The indirect cytotoxicity of PVA loaded with CuI suspension was tested following the ISO10993-5 (biological evaluation of medical devices) standard test using adult human dermal fibroblasts (GIBCO, Grand Island, NY, USA). Firstly, the culture medium was prepared and collected by exposing samples to UV radiation for 30 min for sterilization. Then, the samples were immersed in DMEM in a 96-well tissue culture polystyrene (TCPS) plate at 0.5, 5 and 10 mg/mL for 1 and 3 days to produce different concentrations of sample extractions. After, the samples were placed into a 24-well culture plate containing of Dulbecco’s phosphate-buffered saline modified with Eagle’s medium (Hyclone, Logan, UT, USA), with the addition of 10% fetal bovine serum (Gibco), 1% L-glutamine (Gibco), 100 µg/mL of streptomycin, 100 units/mL of penicillin (Gibco) and 5 µg/mL of amphotericin B (Gibco) for 24 h. Then, 10,000 cells of the human dermal fibroblast (HDFa) cell line were cultured in the prepared medium in a 96-well plate and incubated overnight in a humidity chamber with 5% CO₂ at 37 °C. The number of viable cells were counted using (4,5-dimethylthiazol-2-yl)-2,5-diphenyl-tetrazolium bromide (MTT) assay (USB Corporation, Cleveland, OH, USA). An absorbance microplate reader (BiotekELx800; Biotek Instruments Inc., Winooski, VT, USA) was used to determine the optical density (O.D.) at 570 nm of cells. The control group was 2D cell culture in normal conditions.

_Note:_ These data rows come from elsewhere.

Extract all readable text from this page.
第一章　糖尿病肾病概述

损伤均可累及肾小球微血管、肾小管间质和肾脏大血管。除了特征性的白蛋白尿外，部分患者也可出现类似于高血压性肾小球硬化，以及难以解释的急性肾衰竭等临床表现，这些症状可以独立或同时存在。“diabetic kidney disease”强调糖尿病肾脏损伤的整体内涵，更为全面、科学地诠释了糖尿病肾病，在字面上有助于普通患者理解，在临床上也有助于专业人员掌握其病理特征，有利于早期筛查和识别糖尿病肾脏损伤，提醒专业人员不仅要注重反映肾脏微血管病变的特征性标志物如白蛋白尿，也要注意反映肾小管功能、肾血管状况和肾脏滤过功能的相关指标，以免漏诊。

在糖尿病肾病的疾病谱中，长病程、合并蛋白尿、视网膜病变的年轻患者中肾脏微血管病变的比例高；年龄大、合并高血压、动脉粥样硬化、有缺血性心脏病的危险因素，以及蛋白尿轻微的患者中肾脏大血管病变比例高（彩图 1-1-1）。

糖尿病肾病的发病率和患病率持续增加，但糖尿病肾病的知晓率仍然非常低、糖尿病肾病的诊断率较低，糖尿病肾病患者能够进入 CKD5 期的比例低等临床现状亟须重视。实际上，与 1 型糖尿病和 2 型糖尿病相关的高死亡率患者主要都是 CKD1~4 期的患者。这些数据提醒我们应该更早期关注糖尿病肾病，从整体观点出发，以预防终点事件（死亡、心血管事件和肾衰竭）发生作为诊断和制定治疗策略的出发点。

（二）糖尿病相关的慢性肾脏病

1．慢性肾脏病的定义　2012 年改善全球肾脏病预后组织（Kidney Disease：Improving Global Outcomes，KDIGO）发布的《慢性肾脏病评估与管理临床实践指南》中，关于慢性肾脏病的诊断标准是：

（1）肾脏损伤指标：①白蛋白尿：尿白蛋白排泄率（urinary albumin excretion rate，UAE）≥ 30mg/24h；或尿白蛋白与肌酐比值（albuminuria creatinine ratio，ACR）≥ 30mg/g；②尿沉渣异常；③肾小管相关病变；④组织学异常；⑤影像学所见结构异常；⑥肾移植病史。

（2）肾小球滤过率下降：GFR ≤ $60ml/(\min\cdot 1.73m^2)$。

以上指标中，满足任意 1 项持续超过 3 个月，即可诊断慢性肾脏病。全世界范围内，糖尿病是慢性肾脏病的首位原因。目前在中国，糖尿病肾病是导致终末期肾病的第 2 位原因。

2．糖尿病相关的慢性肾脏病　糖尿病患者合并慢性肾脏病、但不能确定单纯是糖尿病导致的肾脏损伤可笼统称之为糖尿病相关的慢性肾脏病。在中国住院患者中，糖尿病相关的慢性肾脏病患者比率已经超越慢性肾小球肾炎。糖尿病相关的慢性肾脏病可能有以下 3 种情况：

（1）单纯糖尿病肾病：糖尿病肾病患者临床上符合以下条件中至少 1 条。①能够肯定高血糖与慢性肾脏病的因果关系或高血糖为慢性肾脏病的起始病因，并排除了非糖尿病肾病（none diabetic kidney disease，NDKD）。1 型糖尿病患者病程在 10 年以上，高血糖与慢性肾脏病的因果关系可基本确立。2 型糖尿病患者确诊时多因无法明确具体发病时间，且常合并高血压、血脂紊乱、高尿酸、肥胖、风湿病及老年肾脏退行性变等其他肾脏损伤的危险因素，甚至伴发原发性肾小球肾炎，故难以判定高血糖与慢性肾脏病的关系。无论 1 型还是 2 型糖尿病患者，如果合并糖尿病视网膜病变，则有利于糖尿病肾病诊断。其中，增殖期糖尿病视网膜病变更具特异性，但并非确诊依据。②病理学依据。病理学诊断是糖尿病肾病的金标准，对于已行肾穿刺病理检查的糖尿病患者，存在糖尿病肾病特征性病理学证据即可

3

4.12. Antibacterial Test by Time–Kill Assay

The antibacterial activities of PVA liquid bandage with different concentration of CuI suspension were characterized through time–kill assay. It was necessary to determine the ability of the liquid bandage to kill bacteria in a fixed time. Briefly, the antibacterial activity of PVA liquid solutions was tested against E. coli (Gram-negative) and MRSA (Gram-positive) bacteria. The samples included pure PVA solution and PVA liquid bandages with different concentrations of CuI suspension. Firstly, both the E. coli and MRSA microorganisms were cultured in Mueller Hinton Broth (MHB) at 37 °C for 18 h. After, the bacterial solutions of E. coli and MRSA were adjusted to 0.5 McFarland standard solution using a densitometer, determined as 1.5 × 10⁸ CFU/mL. Then, the bacterial solutions were diluted with MHB to 5 × 10⁵ CFU/mL. Each sample contained 3 mL of 5 × 10⁵ CFU/mL diluted inoculum with continual turbulence at 37 °C for 0, 1, 3, 6, 12 and 24 h. At each time, 20 μL of each inoculum was brought out and replaced with normal saline solution. Eventually, 5 drops of 10 μL of each serial dilution were dropped on prepared Mueller–Hinton agar (MHA) in a Petri dish and incubated overnight in an incubator with controlled relative humidity and temperature of 37 °C. The number of growing bacterial colonies at each time point was counted, averaged and compared with the number of the control culture by estimating the CFU/mL values. The percentage of bacterial reduction was calculated following this equation:

$$\mathrm{Bacterial}\mathrm{reduction}(\%)=\frac{{\mathrm{N}}_{\mathrm{control}}{-\mathrm{N}}_{\mathrm{specimen}}}{{\mathrm{N}}_{\mathrm{control}}}\times 100$$

where N_control is the number of bacterial colonies in the control (CFU/mL); N_specimen is the number of bacterial colonies in the specimen (CFU/mL).